Rental payment problems caused by COVID-19 – Landlords and tenants need to consider how best to decrease their risks
Written by Kayla Shadiack, Senior Associate Christodoulou & Mavrikis Inc for LexisNexis South Africa.
The effects of COVID-19 are being felt by small and larger businesses particularly in the retail and leisure sectors, due to low consumer confidence, less disposable income and continued health concerns. With this in mind, landlords and tenants need to consider how best to decrease their risks.
Restaurants and other leisure owners are decreasing staff working hours or sending staff members home and the combined effects and measures as a result of lower turnover will leave tenants unable to make payment of their monthly rental until the virus is contained and business returns to a semblance of normality.
The legal issues
What is set out below merely constitutes an opinion which deals with the usual clauses in commercial or retail leases. It is unknown how landlords or the courts will react to any action taken by landlords and tenants and as such parties should seek legal advice.
A failure to pay full rental and operating costs on time constitutes in most cases a breach of the lease, entitling landlords to cancel the lease, claim arrear rentals and sue for damages, being the rental for the balance of the lease. In addition, most leases do not contain a force majeure clause and thus reliance thereon by a tenant is out of the question.
Tenants have an obligation to adhere to health and safety procedures or have specific obligations not to cause any harm to or expose anyone to any health and safety risks. A failure to comply with clauses of this nature, could result in a tenant being in breach of the lease, giving rise to a potential claim for damages from the landlord and even termination of the lease.
If a landlord decides to close a shopping mall or center, a tenant is unlikely have a right to claim a reduction or the right to withhold the payment of the rental, nor would the tenant have a claim for damages for loss of earnings, as most leases contain clauses limiting the landlord’s liability.

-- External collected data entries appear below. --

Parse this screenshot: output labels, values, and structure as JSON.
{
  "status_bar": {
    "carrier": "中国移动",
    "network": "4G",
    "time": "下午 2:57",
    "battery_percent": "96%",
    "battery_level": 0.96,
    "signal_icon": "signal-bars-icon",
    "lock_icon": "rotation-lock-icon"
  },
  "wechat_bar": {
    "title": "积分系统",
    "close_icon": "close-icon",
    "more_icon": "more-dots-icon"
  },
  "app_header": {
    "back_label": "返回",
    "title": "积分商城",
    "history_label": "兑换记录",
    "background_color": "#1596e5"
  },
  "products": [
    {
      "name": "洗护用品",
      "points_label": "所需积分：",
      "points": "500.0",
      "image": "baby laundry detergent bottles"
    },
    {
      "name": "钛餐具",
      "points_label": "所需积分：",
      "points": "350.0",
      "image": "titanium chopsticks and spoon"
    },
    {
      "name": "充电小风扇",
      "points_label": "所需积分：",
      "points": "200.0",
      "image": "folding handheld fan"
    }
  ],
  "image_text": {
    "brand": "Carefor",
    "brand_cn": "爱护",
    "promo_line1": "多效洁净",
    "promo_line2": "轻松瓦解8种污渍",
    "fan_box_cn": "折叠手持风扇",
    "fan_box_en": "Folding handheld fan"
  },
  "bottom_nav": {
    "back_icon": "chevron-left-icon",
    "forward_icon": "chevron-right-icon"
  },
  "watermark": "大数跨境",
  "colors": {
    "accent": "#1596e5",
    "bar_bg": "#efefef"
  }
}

Occupation clauses are usually limited to the landlord not being able to give the tenant occupation and could not reasonably extended to closure due to the threats posed by the virus.
Where tenants decide unilaterally to close their doors, the question arises as to whether it will be treated as a breach of the lease, and whether this would have an effect of any option to renew the lease.
In order to avoid the strict letter of the law being implemented by the landlord, tenants are advised to:
- communicate with their landlord, to reach agreement that the failure to pay on time, in full or at all and /or a closure of the store (whether on the landlord’s insistence or the tenant’s unilateral decision), will not constitute a breach of the lease;
- propose alternative measures such as a moratorium or reduction in rental for a period of 3 to 6 months; or
- add any arrear rental to the end of the lease term (hopefully without incurring any interest); or
- have the landlord extend the lease period by the number of months during which the rent is not paid or short paid in order to recover any amounts owing to the landlord (the monthly rental for the added periods will be at the amount payable in the last month of the original period, and thus the landlord will benefit from the escalation clause in the lease; or
- negotiate for the rent to be permanently or temporarily converted to a turnover-only basis (without a base cost);
- continue paying essential operating costs to keep the “lights on” and to provide sanitation and security services etc. unless common areas or the entire Centre or Mall are closed by the landlord;
- check whether their insurance policy makes provision for Business Interruption and act accordingly.
Where a force majeure clause is included in a commercial or residential lease in terms of which certain circumstances will prevent the fulfilment of contractual obligations, these clauses may cause delay or absolve one or both parties to a contract of all or part performance of their obligations on the occurrence of certain events which are outside their control. The onus is however on the party relying on the clause to prove that the COVID-19 falls within the contract wording, and that non-performance has been a result of the outbreak.
It is evident that a number of sectors and the economy will be affected by the knock-on effect of COVID-19 to counteract this the UK and United States governments have granted mortgage holidays and propped up the economy by pouring cash into the system. If the South African government follows suite and provides banks with interest free loans, these facilities can be provided to customers including mall owners and other landlords who should then pass on the benefit to tenant’s giving them a much needed breathing space.
In summary, strategic financial planning, negotiations and consultative discussions are the only way for business owners and landlords to overcome the catastrophic effects of the virus.